3 lata temu o godzinie 17tej urodził się mój synek.
Cofnę się do tego czasu…
Nie było to łatwe 🙂 Dzień wcześniej o godzinie 3ciej nad ranem, moja małżonka obudziła mnie i stwierdziła, że wody jej odeszły. Otworzyłem oczy i pierwsze słowo, to „Już jedziemy, ale najpierw może kawę wypiję?”. Kawę wypiłem, zawiozłem do szpitala (jakiegoś wielkiego zdenerowania podczas jazdy do szpitala nie było – ogarniałem sytuację)… Okazało się, po trzech godzinach, że jest to przedwczesny alarm, a lekarz stwierdził, że to jeszcze tydzień, więc zawiozłem żonę do domu, a sam już pojechałem do pracy.

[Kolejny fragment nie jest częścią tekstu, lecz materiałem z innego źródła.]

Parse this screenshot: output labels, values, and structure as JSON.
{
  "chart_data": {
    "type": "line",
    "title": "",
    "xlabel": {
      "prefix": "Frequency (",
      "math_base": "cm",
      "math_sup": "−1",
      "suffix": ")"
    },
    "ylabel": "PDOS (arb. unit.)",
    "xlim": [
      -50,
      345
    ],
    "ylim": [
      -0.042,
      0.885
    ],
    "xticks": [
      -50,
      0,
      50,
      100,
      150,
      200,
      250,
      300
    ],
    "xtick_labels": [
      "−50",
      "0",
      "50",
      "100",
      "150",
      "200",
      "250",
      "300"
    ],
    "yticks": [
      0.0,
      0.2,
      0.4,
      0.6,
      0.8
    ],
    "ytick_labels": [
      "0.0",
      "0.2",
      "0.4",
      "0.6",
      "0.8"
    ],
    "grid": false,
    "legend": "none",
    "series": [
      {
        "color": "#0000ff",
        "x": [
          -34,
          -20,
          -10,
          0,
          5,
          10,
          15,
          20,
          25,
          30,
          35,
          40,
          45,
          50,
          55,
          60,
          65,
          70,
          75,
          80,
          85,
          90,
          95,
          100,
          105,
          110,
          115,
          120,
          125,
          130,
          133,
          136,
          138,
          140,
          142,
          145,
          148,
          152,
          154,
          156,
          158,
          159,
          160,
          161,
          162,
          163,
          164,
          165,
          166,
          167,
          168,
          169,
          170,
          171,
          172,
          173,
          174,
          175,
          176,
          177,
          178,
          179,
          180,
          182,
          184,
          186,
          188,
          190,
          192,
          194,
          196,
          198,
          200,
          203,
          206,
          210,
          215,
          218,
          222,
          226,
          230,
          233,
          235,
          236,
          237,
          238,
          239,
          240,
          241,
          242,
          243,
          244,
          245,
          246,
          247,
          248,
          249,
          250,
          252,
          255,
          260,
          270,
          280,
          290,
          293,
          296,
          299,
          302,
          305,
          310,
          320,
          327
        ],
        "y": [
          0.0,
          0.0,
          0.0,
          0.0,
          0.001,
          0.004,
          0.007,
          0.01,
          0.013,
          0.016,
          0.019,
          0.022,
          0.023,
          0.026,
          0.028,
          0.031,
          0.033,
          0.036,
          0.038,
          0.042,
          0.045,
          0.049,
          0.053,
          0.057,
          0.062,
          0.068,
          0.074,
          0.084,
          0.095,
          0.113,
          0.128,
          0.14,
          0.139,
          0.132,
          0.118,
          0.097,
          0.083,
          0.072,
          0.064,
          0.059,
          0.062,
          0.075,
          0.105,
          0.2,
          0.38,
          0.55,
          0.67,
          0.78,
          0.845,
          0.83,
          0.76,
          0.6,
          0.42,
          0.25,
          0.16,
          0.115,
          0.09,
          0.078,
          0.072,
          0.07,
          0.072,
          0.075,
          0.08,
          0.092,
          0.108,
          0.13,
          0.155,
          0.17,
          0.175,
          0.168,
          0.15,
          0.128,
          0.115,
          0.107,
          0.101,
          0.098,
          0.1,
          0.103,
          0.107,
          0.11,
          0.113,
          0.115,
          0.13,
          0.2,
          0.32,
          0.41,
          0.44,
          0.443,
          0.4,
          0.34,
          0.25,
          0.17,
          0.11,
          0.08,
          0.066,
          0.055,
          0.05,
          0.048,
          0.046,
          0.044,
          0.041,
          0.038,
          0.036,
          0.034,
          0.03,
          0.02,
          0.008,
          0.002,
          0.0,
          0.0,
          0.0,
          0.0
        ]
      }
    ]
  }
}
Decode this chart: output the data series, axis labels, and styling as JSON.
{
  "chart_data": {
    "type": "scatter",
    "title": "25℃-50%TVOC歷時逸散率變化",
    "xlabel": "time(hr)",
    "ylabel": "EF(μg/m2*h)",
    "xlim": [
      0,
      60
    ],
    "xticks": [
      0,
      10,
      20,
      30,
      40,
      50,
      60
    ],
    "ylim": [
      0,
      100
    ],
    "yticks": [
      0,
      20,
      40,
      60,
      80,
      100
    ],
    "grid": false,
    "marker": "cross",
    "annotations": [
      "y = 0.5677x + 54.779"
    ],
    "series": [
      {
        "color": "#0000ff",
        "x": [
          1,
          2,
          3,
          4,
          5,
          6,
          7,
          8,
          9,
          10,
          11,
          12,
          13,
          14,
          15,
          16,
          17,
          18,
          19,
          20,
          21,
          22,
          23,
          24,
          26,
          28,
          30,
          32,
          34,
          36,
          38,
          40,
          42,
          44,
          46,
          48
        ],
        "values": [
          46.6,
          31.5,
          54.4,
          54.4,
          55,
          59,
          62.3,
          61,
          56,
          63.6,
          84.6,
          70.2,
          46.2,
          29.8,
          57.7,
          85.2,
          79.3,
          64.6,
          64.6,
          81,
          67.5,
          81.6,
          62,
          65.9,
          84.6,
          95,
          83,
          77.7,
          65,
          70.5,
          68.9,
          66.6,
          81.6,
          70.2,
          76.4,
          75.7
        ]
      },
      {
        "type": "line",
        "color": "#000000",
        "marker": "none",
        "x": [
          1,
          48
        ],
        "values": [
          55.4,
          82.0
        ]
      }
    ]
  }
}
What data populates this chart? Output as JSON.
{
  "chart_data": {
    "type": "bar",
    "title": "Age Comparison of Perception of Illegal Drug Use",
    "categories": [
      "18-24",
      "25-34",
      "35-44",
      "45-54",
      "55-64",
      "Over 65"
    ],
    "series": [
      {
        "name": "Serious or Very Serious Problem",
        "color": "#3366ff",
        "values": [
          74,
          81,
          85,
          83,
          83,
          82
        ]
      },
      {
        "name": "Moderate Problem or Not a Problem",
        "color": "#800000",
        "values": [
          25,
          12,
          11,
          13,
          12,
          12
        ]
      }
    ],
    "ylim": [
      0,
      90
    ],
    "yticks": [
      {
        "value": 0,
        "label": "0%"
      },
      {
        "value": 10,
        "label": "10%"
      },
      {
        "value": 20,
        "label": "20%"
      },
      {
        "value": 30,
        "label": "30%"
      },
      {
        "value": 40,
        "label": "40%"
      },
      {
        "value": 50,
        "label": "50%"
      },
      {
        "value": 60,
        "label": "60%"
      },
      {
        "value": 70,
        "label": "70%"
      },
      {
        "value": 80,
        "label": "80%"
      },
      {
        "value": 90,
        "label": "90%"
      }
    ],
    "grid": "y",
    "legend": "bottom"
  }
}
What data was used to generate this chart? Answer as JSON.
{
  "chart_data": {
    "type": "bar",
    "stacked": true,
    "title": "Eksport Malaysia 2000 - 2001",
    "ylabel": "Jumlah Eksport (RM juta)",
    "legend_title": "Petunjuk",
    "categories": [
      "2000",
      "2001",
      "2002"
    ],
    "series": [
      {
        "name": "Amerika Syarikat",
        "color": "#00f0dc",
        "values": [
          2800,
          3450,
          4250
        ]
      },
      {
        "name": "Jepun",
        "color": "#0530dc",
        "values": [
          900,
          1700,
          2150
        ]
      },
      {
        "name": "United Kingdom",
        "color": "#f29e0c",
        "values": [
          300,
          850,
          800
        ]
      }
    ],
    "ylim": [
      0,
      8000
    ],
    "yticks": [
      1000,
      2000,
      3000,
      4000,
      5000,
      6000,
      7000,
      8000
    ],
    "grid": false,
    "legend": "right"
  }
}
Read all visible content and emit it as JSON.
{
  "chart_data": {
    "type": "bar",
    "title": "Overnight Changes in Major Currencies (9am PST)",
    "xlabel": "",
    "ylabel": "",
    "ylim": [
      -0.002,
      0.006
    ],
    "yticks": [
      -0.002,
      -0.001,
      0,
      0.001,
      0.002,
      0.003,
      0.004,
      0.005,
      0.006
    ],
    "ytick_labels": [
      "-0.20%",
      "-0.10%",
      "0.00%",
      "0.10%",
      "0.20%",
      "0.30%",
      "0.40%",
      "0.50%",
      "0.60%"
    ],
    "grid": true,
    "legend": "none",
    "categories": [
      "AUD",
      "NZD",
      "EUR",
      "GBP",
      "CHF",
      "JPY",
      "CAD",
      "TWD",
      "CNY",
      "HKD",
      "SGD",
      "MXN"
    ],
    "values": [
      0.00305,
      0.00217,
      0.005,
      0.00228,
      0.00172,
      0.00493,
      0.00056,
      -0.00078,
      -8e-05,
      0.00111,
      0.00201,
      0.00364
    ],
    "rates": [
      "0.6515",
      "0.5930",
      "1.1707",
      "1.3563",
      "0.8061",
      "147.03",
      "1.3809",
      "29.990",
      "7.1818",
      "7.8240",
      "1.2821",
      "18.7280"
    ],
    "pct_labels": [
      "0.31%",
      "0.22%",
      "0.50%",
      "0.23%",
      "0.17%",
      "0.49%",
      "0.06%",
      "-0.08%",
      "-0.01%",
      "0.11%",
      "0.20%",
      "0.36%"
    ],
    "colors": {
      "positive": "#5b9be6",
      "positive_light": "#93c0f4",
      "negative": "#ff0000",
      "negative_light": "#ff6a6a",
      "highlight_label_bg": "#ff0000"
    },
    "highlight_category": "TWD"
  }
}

Tego dnia poszedłem spać koło 20tej, żona coś pisała na karteczkach, ale ja byłem tak zmęczony, że poszedłem spać. Spałem do czasu, kiedy usłyszałem – „Przemek, ja biorę taksówkę, bo mam od 18tej równomierne skurcze”. „Na pewno? Ja Ciebie zawiozę, ale tylko kawka i jedziemy”. Okazało się, że to już poród… Była 4ta, a może 5ta. Siedziałem wraz żoną prawie cały czas, z przerwą na wyskoczenie do domu na prysznic, gdy dowiedziałem się, że to jeeeeeszcze potrwa i spokojnie żona nie urodzi beze mnie. (Ja przetrenowany na szkole rodzenia byłem gotów na wyzwanie). Koło 4tej rozpoczął się poród, z chusteczką scierałem pot na żony skroni i co jakiś czas słyszałem krzyk – „Nie patrz się tam. WYJDŹ STĄD!”. Ja oczywiście brałem to jako oznakę bólu i nic z tego sobie nie robiłem. Po kilku razach Pani doktor zapytała mnie grzecznie – „Czy mógłby Pan jednak wyjść, bo żona chyba w ten sposób nie urodzi”. OK. Wyszedłem. Tylko zamknąłem drzwi i usiadłem na ławce usłyszałem płacz dziecka i krzyk – „Dlaczego Ciebie tu nie ma???”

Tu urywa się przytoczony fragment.